O.K. this would /could be the case I am thinking of
In this case, the additional power required to achieve the
increase in gain in the main lobe will have had to come for
somewhere.
Agreed
Since it didn't come from the main lobe, it will have
had to come either from the sidelobes, or from the rear half of
the antenna's pattern.
Agreed for over all gain but not necessarilly for the lobe becomming
focussed
which is the crux of my question
There's a limit to how far you can take approach [1]. It stops
working when your sidelobes and rear half of the pattern drop to
zero... and it becomes rather ineffective some time before that,
when the largest of the side/rear lobes is maybe 10-15 dB down.
Beyond that point, there just isn't enough power left in those
backlobes to be useful.
Using a antenna computor program the main lobe at 10 degrees does not
deviate from a circle even if the F/R is more than 30 db ( note F/R vs F/B)
and this is comprised of vector addition mode as with a yagi design.
[2] The other possibility is that you didn't manage to boost the gain,
uniformly, in the entire main lobe.
Hum!
In this case, if you're still plotting the strongest signal on the
outermost circle of the graph, you'll notice that the shape of the
main lobe has changed.
No, not always, only with a yagi design in my opinion
Any direction in which the gain increase
was less than the maximum you achieved, will be closer to the
center of the circle than before. [Another way of looking at this
is that by increasing your maximum directional gain, you've
"enlarged the circle" on which you're plotting it, but that some
points didn't move outwards by the same ratio.]
Agreed thus my question
In the common case of a Yagi, when you boost the gain (say, from 10 dB
to 15 dB) there just isn't enough power available in the side and rear
lobes to make up this gain... you can't 'rob' enough directivity from
the sidelobes and rear lobe. Instead, you 'rob' the power from the
outer edges of the main lobe, and shift it in towards the center.
Now we are getting closer to my quest. How do we "rob" from the outer
edge of the main lobe is the underpinnings of my question.

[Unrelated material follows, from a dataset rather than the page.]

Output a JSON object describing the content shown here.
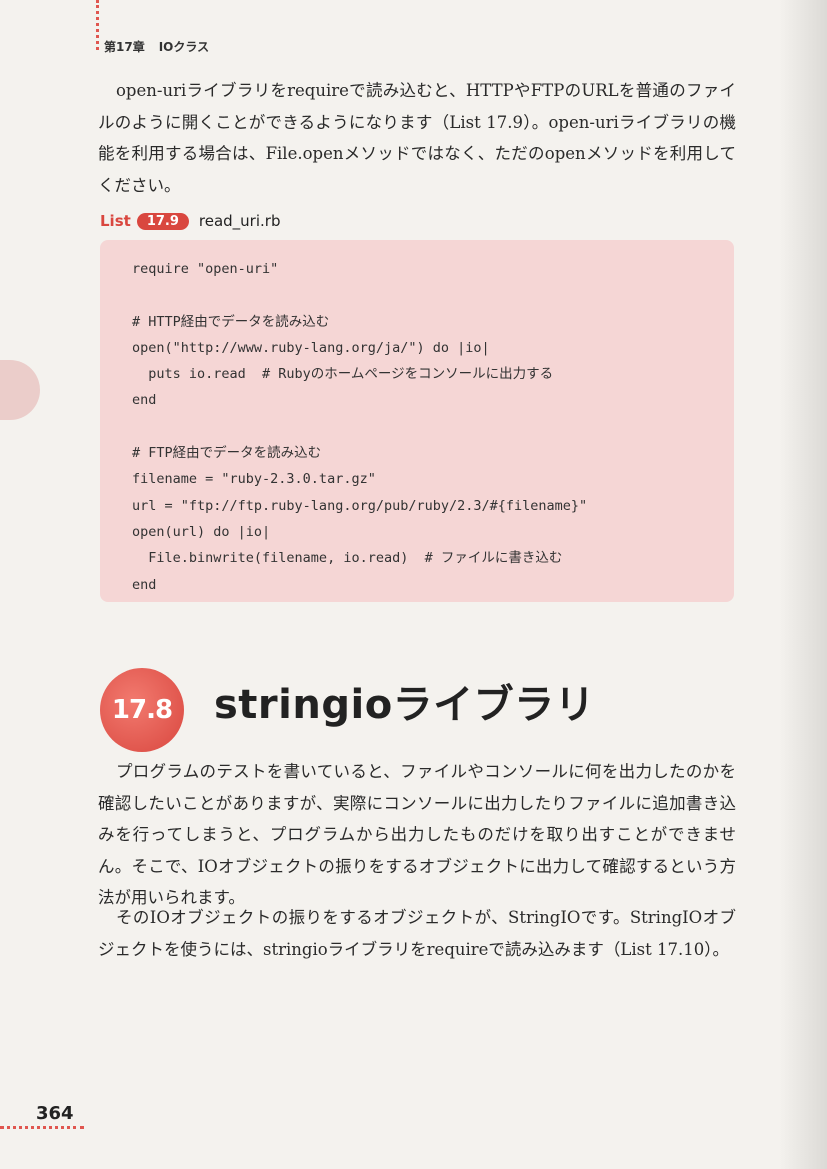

You do this, most commonly, by adding additional parasitic elements,
whose location and phasing are such that their radiation reinforces
that moving in the "forward" direction, and interacts destructively
with (cancels) radiation moving outwards at an angle.
Agreed if we are adding or subtracting on a constant plane.
Could you by any chance referring to the closing vector of the vector
analysis
to consist of two vectors and where one of these vectors is the force at
right
angles to the main lobe and which deforms it. If so I am beginning to see
the light!
When you plot the resulting pattern, and scale it so that the
strongest signal is on the outer circle of the plot, you find that the
main lobe looks narrower. Part of this is due to the actual
redirection of power, and part of it is due to the fact that you've
re-scaled the graph.a
I am lost here but if we agree on my interpretation of what you said then
I am at a point where I can generate vector diagrams of different arrays
and forecast the width of the resultant lobe .Does anybody else agree
that the main lobe width can be forecast via vector analysis.
Seems like from past posts that vector analysis is not now in vogue
for electrical engineers in the U,S and only creates blank stares
when mentioned/
..
kes several wrathful deities...]
Art, if you continue to ask "simple questions", and you continue to
get back complicated and detailed answers, it really ought to convey
to you the possibility that your "simple" question is oversimplified.
Or, perhaps, that you've been given the actual (simple) answer three
or four or five times already, have rejected it, and people are trying
to explain to you why it's actually correct.
Goodbye, Art. This is/was my last attempt, I think. I doubt I'll try
again.
But David, nobody pointed to vector analysis and the particular facet
that you referred to. You are to be congratulated in pointing to a trail
of logic that could well be the direction I was looking for.
Nobody but you presented in real terms an analysis that leads to
serious consideration and I thank you very much for that.